Why Are Asians and Hispanics So Healthy?

City/county ranking of Virginia health outcomes based on potential years of life lost before age 75. Source: Robert Wood Johnson Foundation

The Robert Wood Johnson Foundation has issued its annual Healthy Community report for the United States. As usual, the information is packaged in such a way as to highlight the health disparities between racial/ethnic groups. But the findings for Virginia, which the state-level report largely overlooks, do not fit the dominant institutional-racism narrative. It turns out that Asians are the healthiest racial/ethnic group by far. It also turns out that, despite lower incomes and education levels, Hispanics are healthier than whites. The only finding that conforms to the narrative is the blacks are the least healthy of any group.

The info-graphic to the right shows differences in health outcomes (potential years of life lost before age 75) by place and by race/ethnicity. The “place” metric compares the differences in health outcomes by city or county. There is a wide disparity (as also seen in the map above) between localities with high incomes and high levels of education and localities with low incomes and education. The worst pockets of unhealth are in far Southwest Virginia, Southside, the Eastern Shore, and older cities. No surprises there.

Far more interesting is the disparity between racial/ethnic groups, which many researchers and commentators persist in defining as a gap between whites on the one hand and blacks and Hispanics on the other — a gap matching the socio-economic divide and consistent with the paradigm of America as a nation afflicted with institutional racism and discrimination.

Yet of all major racial/ethnic groups, Asians are the healthiest.
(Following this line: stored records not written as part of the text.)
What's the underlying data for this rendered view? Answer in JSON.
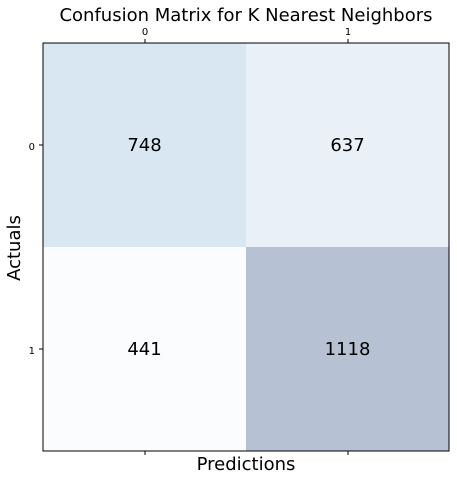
{
  "chart_data": {
    "type": "heatmap",
    "title": "Confusion Matrix for K Nearest Neighbors",
    "xlabel": "Predictions",
    "ylabel": "Actuals",
    "x_categories": [
      "0",
      "1"
    ],
    "y_categories": [
      "0",
      "1"
    ],
    "values": [
      [
        748,
        637
      ],
      [
        441,
        1118
      ]
    ],
    "x_tick_position": "top",
    "colormap": "Blues-reversed",
    "grid": false,
    "cell_colors": [
      [
        "#d8e7f2",
        "#eaf0f7"
      ],
      [
        "#fbfcfe",
        "#b6c1d4"
      ]
    ]
  }
}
By far. Here in Virginia, according to the study, Asians experienced the lowest level of “premature deaths,” measured by years lost per 100,000 — only 2,600. Hispanics fared next best, with 3,100 years lost, whites with 6,200, and blacks with 8,700.

Another remarkable finding: Whites reported the highest incidence of poor mental health days: 1.6 for Asians, 2.7 for Hispanics, 3.5 for blacks, and 3.8 for whites.

Results conformed to stereotype for poor or fair health, while self-reported “poor health days” showed almost no difference between whites, blacks, and Hispanics. Asians reported the fewest poor health days.

The comparative good health of Hispanics in Virginia is all the more remarkable given that, as the report documents but takes little note of, Hispanics have lower high school graduation rates, have less health insurance, and have a higher rate of teen births than any other group.

Asians and Hispanics do not fit the dominant narrative of the relationship between race and health in the United States. It strikes me that these anomalies are worth exploring. Persuading public health researchers to dig deeper may be a hard thing to do, however. The received wisdom, once established, is a hard thing to dislodge.

Update: And then there’s this headline from the Roanoke Times: “Report finds death rates rise for white, middle-class Virginians.”